Alice Miller (geb. 1923 in Lemberg, Polen, gest. 2010 in Saint-Rémy-de-Provence, Frankreich) war eine polnisch-schweizerische Psychoanalytikerin und Sachbuchautorin. Sie wurde bekannt durch ihre kritische Auseinandersetzung mit traditionellen Erziehungsmethoden und der Verdrängung von Kindheitstraumata. Nach einem Studium der Philosophie, Psychologie und Soziologie in Łódź und einer Promotion in Basel praktizierte sie jahrzehntelang als Psychoanalytikerin. Ab den späten 1970er Jahren wandte sie sich von der orthodoxen Psychoanalyse ab und entwickelte eigene Theorien über die fatalen Folgen von Kindesmisshandlung und autoritärer Erziehung. Ihre Werke, wie "Das Drama des begabten Kindes" und "Am Anfang war Erziehung", wurden weltweit Bestseller und prägten maßgeblich das Verständnis für die Langzeitwirkungen von Trauma und Vernachlässigung auf die menschliche Psyche. Miller vertrat die Ansicht, dass viele psychische Erkrankungen und gesellschaftliche Probleme auf die verdrängten Erfahrungen einer leidvollen Kindheit zurückzuführen sind. Sie forderte eine radikale Neubesinnung auf die Bedürfnisse des Kindes.

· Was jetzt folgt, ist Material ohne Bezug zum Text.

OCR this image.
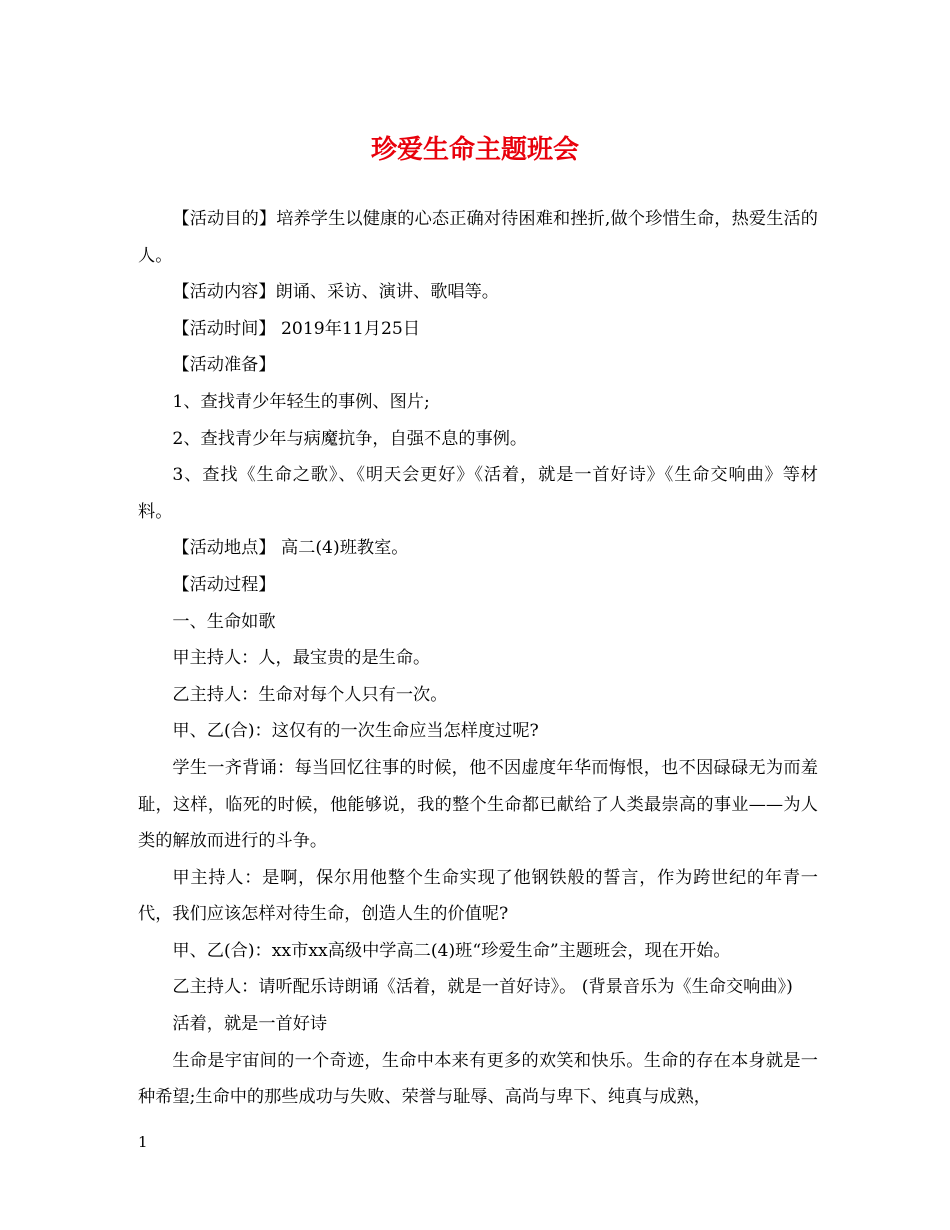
珍爱生命主题班会

【活动目的】培养学生以健康的心态正确对待困难和挫折,做个珍惜生命，热爱生活的人。

【活动内容】朗诵、采访、演讲、歌唱等。

【活动时间】 2019年11月25日

【活动准备】

1、查找青少年轻生的事例、图片;

2、查找青少年与病魔抗争，自强不息的事例。

3、查找《生命之歌》、《明天会更好》《活着，就是一首好诗》《生命交响曲》等材料。

【活动地点】 高二(4)班教室。

【活动过程】

一、生命如歌

甲主持人：人，最宝贵的是生命。

乙主持人：生命对每个人只有一次。

甲、乙(合)：这仅有的一次生命应当怎样度过呢?

学生一齐背诵：每当回忆往事的时候，他不因虚度年华而悔恨，也不因碌碌无为而羞耻，这样，临死的时候，他能够说，我的整个生命都已献给了人类最崇高的事业——为人类的解放而进行的斗争。

甲主持人：是啊，保尔用他整个生命实现了他钢铁般的誓言，作为跨世纪的年青一代，我们应该怎样对待生命，创造人生的价值呢?

甲、乙(合)：xx市xx高级中学高二(4)班“珍爱生命”主题班会，现在开始。

乙主持人：请听配乐诗朗诵《活着，就是一首好诗》。 (背景音乐为《生命交响曲》)

活着，就是一首好诗

生命是宇宙间的一个奇迹，生命中本来有更多的欢笑和快乐。生命的存在本身就是一种希望;生命中的那些成功与失败、荣誉与耻辱、高尚与卑下、纯真与成熟，

1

«Die Seele eines Kindes, das geschlagen wird, bleibt traumatisiert – oft ein Leben lang.»
«Am Anfang war Erziehung – und sie hat meistens verheerende Folgen.»
«Die Aufgabe einer Therapie ist es nicht, die Schuld der Eltern zu finden, sondern dem Kind zu helfen, seine Wahrheit zu entdecken.»
Ihr Schreibstil ist direkt, klar und ungeschönt. Sie scheut sich nicht, kontroverse Thesen zu vertreten und etablierte psychologische und pädagogische Paradigmen in Frage zu stellen. Ihre Texte sind oft polemisch, aber stets fundiert und mit einer tiefen Empathie für das leidende Kind durchdrungen. Sie kombiniert Fallbeispiele mit theoretischen Überlegungen und macht komplexe psychologische Zusammenhänge für ein breites Publikum zugänglich.